Smart, stylish, and outspoken, she ran one of the world’s best-known brothels in the 1940s, operating out of a mansion on San Francisco’s Nob Hill. It catered to high-society customers including, according to Stanford, Errol Flynn, Frank Sinatra, and Humphrey Bogart. Foreign diplomats spent so much time at the bordello the columnist Herb Caen joked that the United Nations was founded there.
Arrested 17 times, Stanford was nevertheless allowed to operate under the passive gaze of powerful people terrified that her client book might be booked into evidence. Still, in time, the hounding of San Francisco district attorney and future governor Pat Brown proved too much.
Stanford fled across the bay to the Bohemian enclave of Sausalito, where she went legitimate with a restaurant called the Valhalla Inn. Settled into a sedate new life, her political ambitions grew. After six attempts, she was elected to the City Council in 1972 and later installed as mayor.
Draped in diamonds, she took office with a pledge to “see that everybody gets treated equally and nobody gets shoved around.”

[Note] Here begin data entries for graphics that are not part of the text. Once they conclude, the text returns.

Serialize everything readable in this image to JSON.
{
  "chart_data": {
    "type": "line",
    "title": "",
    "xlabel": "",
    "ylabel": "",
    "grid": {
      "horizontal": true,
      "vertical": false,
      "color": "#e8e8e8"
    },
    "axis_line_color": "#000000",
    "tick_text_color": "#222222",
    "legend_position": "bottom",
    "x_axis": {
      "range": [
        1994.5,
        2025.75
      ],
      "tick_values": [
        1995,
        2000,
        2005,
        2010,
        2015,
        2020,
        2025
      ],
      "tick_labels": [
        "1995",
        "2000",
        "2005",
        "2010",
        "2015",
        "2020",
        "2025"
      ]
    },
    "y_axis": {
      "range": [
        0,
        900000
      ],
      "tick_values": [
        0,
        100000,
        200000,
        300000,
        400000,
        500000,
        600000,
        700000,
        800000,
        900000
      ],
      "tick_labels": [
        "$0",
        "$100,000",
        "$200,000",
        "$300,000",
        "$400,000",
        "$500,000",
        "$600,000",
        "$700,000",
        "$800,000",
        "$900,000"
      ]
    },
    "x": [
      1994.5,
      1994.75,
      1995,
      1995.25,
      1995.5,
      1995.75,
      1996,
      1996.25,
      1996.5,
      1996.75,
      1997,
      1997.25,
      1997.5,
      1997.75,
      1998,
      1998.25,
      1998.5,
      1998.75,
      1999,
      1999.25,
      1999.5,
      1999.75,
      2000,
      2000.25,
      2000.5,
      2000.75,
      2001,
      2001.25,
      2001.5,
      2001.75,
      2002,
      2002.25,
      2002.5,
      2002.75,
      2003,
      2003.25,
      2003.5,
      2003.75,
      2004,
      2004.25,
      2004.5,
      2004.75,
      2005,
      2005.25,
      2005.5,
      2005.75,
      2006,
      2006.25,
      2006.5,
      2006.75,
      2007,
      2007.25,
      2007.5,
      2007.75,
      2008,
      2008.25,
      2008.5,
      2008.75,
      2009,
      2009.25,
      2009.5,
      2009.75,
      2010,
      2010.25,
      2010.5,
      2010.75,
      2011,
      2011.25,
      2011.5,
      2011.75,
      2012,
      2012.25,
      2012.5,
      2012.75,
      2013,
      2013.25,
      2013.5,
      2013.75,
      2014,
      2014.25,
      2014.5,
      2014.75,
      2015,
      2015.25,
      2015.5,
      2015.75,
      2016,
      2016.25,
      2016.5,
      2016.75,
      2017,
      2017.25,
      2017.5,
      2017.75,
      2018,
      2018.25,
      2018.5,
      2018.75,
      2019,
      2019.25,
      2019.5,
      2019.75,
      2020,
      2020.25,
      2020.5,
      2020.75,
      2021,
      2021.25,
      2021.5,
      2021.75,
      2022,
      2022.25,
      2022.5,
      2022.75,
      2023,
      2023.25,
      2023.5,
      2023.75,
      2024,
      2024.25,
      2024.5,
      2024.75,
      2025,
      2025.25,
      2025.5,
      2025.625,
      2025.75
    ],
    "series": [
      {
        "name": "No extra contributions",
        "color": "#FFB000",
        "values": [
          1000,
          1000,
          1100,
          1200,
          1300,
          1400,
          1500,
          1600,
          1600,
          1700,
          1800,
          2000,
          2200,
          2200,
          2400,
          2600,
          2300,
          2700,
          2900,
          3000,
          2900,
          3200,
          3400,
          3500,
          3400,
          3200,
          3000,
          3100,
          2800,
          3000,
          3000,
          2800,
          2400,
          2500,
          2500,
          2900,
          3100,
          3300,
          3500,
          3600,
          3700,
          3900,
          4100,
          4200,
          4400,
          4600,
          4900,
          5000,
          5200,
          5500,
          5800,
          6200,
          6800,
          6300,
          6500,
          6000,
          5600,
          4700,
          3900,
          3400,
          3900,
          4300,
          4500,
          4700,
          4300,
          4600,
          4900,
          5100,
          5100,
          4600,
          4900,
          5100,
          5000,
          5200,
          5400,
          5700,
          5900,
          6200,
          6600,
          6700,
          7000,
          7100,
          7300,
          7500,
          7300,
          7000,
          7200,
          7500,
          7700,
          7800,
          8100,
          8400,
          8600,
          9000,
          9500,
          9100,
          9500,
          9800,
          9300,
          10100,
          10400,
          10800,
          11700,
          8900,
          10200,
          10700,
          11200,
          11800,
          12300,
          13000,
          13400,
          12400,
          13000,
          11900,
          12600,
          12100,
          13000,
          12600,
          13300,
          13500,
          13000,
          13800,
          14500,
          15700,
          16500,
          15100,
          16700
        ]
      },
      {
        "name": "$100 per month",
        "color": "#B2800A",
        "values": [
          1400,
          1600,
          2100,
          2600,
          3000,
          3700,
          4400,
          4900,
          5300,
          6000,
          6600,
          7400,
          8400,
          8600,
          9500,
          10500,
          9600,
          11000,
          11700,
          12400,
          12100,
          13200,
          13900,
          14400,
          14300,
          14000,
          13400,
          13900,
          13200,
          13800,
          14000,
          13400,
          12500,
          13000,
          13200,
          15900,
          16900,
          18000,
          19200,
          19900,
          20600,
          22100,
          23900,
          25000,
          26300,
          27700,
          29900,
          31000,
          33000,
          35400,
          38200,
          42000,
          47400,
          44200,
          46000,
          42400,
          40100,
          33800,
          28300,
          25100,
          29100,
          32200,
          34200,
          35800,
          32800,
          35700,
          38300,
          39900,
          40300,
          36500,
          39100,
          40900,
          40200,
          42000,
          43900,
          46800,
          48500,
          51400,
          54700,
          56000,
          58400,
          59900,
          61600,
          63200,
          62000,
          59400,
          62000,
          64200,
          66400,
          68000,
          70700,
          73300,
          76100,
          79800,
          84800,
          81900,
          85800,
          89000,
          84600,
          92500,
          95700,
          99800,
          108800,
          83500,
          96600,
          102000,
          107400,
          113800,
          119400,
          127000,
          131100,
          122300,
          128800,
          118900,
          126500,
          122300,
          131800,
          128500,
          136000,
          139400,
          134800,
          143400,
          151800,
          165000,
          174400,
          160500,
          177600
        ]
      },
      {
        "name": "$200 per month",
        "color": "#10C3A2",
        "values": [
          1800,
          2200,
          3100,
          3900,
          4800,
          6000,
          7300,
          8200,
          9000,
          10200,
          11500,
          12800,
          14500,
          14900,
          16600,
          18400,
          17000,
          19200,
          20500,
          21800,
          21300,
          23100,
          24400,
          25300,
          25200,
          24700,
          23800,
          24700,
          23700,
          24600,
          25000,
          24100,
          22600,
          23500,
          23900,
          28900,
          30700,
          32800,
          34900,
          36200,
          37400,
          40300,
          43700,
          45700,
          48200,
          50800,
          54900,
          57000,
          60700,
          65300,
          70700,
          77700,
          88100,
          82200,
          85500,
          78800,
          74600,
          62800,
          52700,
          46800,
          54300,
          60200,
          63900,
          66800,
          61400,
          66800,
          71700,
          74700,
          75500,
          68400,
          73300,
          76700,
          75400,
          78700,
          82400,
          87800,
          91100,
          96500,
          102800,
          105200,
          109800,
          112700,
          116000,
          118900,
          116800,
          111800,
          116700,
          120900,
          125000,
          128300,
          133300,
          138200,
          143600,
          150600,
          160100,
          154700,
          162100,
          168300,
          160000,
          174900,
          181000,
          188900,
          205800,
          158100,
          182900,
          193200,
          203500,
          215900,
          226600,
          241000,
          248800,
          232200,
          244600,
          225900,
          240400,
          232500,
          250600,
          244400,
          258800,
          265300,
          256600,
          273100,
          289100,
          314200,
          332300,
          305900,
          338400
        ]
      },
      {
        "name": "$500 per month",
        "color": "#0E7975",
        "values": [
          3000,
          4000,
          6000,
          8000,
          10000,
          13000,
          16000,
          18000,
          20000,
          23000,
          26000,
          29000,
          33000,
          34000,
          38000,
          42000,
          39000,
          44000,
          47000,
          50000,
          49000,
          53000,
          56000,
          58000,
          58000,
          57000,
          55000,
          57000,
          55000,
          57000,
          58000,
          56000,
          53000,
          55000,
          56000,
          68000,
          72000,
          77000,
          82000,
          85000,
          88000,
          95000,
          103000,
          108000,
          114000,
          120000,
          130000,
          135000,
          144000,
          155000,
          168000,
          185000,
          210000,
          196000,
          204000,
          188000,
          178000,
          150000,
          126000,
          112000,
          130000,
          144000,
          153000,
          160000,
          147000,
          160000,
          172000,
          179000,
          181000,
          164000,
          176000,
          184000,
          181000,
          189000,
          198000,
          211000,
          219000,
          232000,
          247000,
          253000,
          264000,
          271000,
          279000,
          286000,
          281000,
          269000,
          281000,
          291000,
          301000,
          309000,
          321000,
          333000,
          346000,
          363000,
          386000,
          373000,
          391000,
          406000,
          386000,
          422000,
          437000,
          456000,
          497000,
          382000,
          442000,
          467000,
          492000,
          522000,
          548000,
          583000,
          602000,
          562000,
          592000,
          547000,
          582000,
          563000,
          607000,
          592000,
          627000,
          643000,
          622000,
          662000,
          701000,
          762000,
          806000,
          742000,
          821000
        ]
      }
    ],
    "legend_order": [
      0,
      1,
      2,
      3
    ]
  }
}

Throughout her life, Stanford defended her madam occupation as legitimate, even a social good. Her path, she reasoned, was ordained by circumstance every bit as much as that of the Archbishop of Canterbury. “Morality is just a word that describes the current fashion of conduct,” she wrote.
Stanford retired from public office in 1980. Two years later she died of heart failure at 78 years old. The woman who was born into poverty and granted only a third grade education left behind an estate estimated at $20 million and a city that so adored her it officially named her “vice mayor for life.” Sausalito’s flags flew at half staff.